BY Barbara Jenner in Reviews | 10 MAR 16
Featured in
Issue 23

Josef Frank

MAK Wien, Austria

B
BY Barbara Jenner in Reviews | 10 MAR 16

MAK-Ausstellungsansicht, 2015, JOSEF FRANK: Against Design, MAK-Ausstellungshalle © MAK/Aslan Kudrnofsky

Against Design is the title of the extensive retrospective at MAK—Austrian Museum of Applied Arts/Contemporary Art in Vienna dedicated to the architect, designer and progressive thinker Josef Frank. It’s provocative for sure, but it’s also timely and apt, because Frank’s designs for buildings and interiors are characterized by a rejection of dogma and a rigidity of structure and order. In his speeches and seminars, Frank consistently spoke out against the uniform sameness of modernism and advocated diversity and freedom in design. ‘Striving for total simplicity’, as the journalist Hedvig Hedqvist quotes him, ‘becomes pathetic. It’s pathetic that everything has to be the same, with no room for variation. The same goes for the desire to organize people and force them to become one big homogenous mass.’ 

Frank, who was born in 1885 to a middle-class Jewish family in Vienna, left the city in 1933 to escape the worsening political situation in Austria. In Sweden, he began working for the furniture manufacturer Svenskt Tenn under the artistic direction of Estrid Ericson, who stood for an upper middle-class culture of home décor. It was an extremely productive time that gave rise to numerous furniture and textile designs, for instance the blue-and-white Granatäpple and Orange rug designs that were minimal in color. By the 1960s and 70s, however, Frank was all but forgotten. It was only in the 1980s that he was rediscovered in the wake of postmodernism and a new demand for the decorative and sensuous. His ideas about comfort, nature and its connection to people and living spaces, chance, and process, as well as his playful relationship to historical epochs and styles provided a perfect departure point for bidding goodbye to the rational minimalism and rigid functionalism of modern architecture. 

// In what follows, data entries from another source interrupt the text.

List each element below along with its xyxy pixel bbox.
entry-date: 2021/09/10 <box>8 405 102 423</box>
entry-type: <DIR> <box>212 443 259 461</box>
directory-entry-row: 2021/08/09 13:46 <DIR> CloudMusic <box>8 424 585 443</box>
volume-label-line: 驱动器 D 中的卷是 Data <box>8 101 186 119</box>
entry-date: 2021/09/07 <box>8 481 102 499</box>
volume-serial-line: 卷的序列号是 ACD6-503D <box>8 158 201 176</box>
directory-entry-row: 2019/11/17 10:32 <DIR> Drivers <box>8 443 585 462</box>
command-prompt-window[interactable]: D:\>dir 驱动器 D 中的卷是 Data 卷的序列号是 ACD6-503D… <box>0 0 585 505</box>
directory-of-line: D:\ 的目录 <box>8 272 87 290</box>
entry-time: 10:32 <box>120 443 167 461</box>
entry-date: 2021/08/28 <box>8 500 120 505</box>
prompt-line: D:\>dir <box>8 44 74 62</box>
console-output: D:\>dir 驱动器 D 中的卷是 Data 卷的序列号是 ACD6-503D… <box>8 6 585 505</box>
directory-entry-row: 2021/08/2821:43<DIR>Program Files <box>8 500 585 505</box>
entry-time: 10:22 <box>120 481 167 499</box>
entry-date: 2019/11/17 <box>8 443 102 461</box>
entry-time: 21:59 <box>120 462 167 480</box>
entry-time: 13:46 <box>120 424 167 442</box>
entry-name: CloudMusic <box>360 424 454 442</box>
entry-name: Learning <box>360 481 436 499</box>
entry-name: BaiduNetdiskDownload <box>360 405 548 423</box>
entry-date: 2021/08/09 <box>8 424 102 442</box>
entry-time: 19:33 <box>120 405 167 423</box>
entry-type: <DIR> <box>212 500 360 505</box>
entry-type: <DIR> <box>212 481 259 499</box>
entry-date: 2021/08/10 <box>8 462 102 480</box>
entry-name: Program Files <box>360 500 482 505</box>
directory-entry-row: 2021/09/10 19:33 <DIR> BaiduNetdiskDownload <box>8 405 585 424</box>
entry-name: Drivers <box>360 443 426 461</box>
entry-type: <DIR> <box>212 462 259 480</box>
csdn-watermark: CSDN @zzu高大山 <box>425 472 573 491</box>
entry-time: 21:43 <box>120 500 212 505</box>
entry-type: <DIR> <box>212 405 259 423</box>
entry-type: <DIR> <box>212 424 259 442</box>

In this vein, Frank’s formal language went against the rules of orderly juxtaposition: windows on building façades were frequently arranged not in regular rows, but according to their own rhythm, often interrupted by round portholes, for instance on the street side of the Beer House, which he built in Vienna in the 1920s together with Oskar Wlach. On the other hand, his textile designs are dominated by floral shapes that are often surprisingly naturalistic, even where abstracted through combinations of bold colour. His patterns Teheran and Brazil, both from his period of exile in New York (1941–46), have an almost uncanny psychedelic effect. On the other hand, Manhattan, one of Frank’s best-known textile patterns, is based on New York City’s grid street structure. Ribbons of text wind around sections of a map, while the geometric structures that give rise to the form and framing are juxtaposed with organic forms; the resulting pattern takes on a lightness that nearly floats. 

The exhibition is rife with Frank’s many textile and pattern designs – original painted designs on curtains and wallpaper, coverings for a range of upholstered furniture, and on a large panel that provides orientation for the viewer. A glass case contains two of the wooden printing models, together with two digitized notebooks on iPads. In addition, oversize photographs, most of them black and white, provide a peek into the living areas of the projects Frank realized, including the Werkbund Estate in Vienna, which Frank’s professional colleagues at the time strongly criticized for its wild mixture of various different patterns on the drapes and upholstered furniture. Liveliness and variety were important to Frank; he remained skeptical of austere as of rigidly overdesigned furniture sets. A declared socialist, he was committed to public housing, designing buildings that featured a compact living space with access to small gardens. As a founding member of the Vienna Werkbund, Frank was responsible for building the first Werkbund Estate in Hietzing. 

The exhibition at the MAK presents a little of all. In an urge to show the viewer the versatility of this architect and designer, however, the very thing that makes Frank’s life work so special is what seems to have gotten lost: the impulse to defy boundaries and stake out new possibilities. Everything here is neatly subdivided into categories. The exhibition architecture unfolds in a manner similar to an archive, with the chairs presented in a row, followed by a section for tables and vitrines. Building projects that have been realized are reserved for one area, sketchbooks for another, and the textile designs are hung next to one another as drapes. Curator Sebastian Hackenschmidt and guest curator Hermann Czech arranged Frank’s many-layered work along a pre-determined path. Granted, they do this in a way that makes the work accessible in its full breadth, an achievement in itself. In the same breath, however, they take away Frank’s tactile freshness and chance magic.